Türkiye İstatistik Kurumu (TÜİK), bu yılın ikinci çeyreğine ilişkin milli gelirdeki artış sonuçlarını açıkladı. Türkiye ekonomisi yılın ikinci çeyreğinde yüzde 21,7 büyüyerek son 5 yılın ikinci çeyreğindeki en yüksek artışı kaydetti. Son beş yılın ikisinde ; 2019 -1,7; 2020’de -9,9 küçülme gerçekleşmiş. 2020 yılı, korona önlemleri sebebiyle ekonominin durma aşamasına geldiği bir dönemdi. Bu yüzden onu anlamak mümkün. Bu sene ise kontrollü normalleşmenin yine aynı döneme rast geldiğini dikkat edersek bu büyüme önemli bir aşama olarak görülmelidir.
Her şey bir yana bütün dünyada korona virüs önlemleri hız kesmeksizin uygulandı. Ama artık “yeter!” diyecek aşamadayız. Ülkeler her gün 3-5 dakikada bir koronadan ölüm kayıtları almaya başladı. Bu da özellikle çalışan her üç kişiden ikisinin çalıştığı hizmetler sektörüne darbe oldu. Turizm, eğlence mekanları, kafeler ve lokantalar derhal kapandı. İşsizlik rakamları 4.200. 000 kişi oldu. Ancak normalleşme ile bu rakam yeniden 3.400.000 sayısına geriledi. İşsizlik tam bir sıkıntı. Ve bu kadar kişinin işsiz kalması başta kendisi ve aileleri olmak üzere, çevresi için de ciddi bir sorun anlamına gelmektedir.

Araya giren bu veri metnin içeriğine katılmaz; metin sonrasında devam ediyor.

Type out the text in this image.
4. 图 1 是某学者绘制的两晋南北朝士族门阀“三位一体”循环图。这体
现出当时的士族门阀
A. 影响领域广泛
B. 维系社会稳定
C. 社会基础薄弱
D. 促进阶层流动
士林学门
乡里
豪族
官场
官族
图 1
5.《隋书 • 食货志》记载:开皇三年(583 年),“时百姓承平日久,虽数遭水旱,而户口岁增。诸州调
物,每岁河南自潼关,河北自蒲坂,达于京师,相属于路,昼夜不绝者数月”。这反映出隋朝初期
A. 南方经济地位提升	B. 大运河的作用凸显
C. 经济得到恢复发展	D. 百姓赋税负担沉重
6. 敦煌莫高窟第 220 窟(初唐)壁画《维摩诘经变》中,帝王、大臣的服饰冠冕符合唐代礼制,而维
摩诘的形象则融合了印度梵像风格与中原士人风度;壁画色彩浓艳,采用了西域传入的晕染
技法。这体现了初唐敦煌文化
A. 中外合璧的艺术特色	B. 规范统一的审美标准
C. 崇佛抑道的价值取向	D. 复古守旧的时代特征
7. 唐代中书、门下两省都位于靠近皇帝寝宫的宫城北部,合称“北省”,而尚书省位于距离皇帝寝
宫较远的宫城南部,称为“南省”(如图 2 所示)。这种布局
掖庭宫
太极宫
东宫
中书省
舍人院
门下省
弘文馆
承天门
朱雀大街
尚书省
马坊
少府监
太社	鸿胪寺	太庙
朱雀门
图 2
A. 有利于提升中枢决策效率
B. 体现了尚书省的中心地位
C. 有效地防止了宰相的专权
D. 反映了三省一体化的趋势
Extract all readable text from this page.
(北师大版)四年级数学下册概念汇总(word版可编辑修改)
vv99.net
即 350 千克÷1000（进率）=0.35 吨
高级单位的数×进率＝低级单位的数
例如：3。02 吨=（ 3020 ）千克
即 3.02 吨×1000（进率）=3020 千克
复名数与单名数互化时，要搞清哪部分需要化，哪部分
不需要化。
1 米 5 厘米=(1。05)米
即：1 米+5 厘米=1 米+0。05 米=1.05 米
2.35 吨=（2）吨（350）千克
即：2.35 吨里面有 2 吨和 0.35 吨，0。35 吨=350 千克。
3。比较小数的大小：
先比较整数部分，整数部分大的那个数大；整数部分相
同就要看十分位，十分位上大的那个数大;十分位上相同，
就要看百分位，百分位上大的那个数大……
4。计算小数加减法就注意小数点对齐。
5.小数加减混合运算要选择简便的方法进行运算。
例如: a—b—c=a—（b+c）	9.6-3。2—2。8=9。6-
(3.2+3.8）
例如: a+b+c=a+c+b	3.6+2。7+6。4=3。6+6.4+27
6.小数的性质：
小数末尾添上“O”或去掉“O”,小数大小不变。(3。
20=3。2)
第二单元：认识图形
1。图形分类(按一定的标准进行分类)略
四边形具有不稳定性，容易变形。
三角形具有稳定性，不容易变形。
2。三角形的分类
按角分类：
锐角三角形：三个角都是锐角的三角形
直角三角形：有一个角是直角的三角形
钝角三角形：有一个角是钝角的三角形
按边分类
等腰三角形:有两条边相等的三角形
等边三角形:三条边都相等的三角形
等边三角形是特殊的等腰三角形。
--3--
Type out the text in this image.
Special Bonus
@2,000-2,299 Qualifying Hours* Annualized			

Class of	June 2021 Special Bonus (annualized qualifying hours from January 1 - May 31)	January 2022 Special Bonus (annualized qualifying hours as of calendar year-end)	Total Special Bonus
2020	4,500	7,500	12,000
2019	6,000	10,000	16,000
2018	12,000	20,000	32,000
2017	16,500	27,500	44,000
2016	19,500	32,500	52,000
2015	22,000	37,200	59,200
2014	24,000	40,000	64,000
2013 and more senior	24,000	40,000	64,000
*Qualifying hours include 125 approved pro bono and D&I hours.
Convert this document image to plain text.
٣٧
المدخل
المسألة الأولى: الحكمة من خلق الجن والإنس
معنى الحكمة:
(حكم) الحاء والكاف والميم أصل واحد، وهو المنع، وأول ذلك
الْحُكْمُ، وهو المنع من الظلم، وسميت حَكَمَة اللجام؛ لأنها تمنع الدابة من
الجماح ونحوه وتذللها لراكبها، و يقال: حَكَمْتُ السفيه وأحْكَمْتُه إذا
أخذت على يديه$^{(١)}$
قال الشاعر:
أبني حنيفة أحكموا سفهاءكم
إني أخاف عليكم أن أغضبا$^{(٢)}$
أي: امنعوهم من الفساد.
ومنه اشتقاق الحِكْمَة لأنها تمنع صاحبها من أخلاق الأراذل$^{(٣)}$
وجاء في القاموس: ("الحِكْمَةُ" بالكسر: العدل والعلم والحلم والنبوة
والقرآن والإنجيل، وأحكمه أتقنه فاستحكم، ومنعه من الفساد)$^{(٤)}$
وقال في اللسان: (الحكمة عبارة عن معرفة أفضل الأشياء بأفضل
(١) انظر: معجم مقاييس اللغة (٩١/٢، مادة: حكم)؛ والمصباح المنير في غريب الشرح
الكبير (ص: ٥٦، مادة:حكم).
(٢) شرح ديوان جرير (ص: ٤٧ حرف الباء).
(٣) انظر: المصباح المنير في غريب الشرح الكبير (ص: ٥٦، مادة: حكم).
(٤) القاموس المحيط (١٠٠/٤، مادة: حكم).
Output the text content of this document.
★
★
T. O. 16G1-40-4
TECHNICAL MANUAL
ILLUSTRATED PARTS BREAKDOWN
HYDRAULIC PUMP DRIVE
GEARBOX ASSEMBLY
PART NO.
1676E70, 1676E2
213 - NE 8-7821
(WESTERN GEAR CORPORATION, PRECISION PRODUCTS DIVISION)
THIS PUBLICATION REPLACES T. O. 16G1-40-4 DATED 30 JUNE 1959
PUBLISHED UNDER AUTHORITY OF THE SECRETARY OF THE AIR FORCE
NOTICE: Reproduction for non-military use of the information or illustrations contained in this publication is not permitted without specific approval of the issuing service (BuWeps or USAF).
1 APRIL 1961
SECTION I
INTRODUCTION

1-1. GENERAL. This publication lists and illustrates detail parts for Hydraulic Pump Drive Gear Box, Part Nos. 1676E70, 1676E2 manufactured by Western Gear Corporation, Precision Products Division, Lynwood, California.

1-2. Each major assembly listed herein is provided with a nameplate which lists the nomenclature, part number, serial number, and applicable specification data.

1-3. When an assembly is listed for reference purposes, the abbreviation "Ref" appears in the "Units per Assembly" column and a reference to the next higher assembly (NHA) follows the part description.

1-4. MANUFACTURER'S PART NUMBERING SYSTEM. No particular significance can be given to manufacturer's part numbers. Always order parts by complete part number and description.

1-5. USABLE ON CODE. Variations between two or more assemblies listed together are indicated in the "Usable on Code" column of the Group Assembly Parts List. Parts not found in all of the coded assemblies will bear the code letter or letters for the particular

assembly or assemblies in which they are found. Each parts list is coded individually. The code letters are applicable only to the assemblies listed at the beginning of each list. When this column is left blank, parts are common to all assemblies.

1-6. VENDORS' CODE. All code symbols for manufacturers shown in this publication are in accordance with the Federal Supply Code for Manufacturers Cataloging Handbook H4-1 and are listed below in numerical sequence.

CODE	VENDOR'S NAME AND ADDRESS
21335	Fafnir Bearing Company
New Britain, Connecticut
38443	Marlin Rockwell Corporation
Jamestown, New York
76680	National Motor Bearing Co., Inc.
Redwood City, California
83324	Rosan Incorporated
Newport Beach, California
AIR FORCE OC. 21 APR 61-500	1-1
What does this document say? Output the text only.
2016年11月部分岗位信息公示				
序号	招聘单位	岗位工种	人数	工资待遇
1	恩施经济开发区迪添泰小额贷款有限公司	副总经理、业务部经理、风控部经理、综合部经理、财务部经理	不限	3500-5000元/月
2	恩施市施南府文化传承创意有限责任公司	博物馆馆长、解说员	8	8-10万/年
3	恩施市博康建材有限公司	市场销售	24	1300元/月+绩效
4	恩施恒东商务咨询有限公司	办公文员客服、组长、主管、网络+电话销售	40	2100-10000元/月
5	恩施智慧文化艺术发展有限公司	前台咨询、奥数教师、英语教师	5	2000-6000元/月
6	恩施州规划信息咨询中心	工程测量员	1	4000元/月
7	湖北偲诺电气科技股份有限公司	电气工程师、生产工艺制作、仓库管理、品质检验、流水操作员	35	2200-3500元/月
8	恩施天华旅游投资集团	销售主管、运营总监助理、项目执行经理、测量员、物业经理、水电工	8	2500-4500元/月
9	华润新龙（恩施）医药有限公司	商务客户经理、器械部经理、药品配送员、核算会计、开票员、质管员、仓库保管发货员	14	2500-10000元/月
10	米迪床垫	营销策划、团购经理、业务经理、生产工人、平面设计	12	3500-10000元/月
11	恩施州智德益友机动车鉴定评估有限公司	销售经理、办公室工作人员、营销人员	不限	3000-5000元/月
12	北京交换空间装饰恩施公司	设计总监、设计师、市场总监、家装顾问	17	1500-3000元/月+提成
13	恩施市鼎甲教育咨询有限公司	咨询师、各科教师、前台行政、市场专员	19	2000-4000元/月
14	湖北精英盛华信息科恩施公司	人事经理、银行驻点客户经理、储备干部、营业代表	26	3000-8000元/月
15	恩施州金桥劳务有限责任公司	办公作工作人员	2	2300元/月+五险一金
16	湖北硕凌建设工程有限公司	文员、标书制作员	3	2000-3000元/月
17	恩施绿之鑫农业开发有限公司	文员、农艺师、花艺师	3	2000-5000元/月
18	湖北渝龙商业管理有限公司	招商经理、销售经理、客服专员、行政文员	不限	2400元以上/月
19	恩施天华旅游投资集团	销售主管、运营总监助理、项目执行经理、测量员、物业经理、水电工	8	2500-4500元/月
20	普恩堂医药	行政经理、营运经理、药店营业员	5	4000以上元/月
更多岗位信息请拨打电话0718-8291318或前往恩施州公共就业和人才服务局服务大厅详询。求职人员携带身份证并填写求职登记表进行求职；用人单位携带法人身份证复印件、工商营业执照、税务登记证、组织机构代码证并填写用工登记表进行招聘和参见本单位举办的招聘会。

Haziran ayındaki normalleşme süreci ile bir anda 800 bin kişinin istihdam imkanları bulması bunun için önemlidir. Ekonomide “paranın dönmesi”, talebin oluşması , refah ve zenginliği getirecektir. O yüzden bu morallerin zinde tutulması önemlidir.
Uzun yıllardır Türkiye’de açılan kapanan şirket sayısı verileri incelendiğinde açılanlar kapanan şirketlerin 10 katı olarak görülmektedir. Bu dinamizm ve iş yapma potansiyeli de ekonomi için bir güçtür. Bu gücün doğru yönetilmesi gerekmektedir. Moral ve ekonomiye güven olduğu sürece bu iyileşmelerin ve büyümenin bütün ekonomiye yansıması yakındır.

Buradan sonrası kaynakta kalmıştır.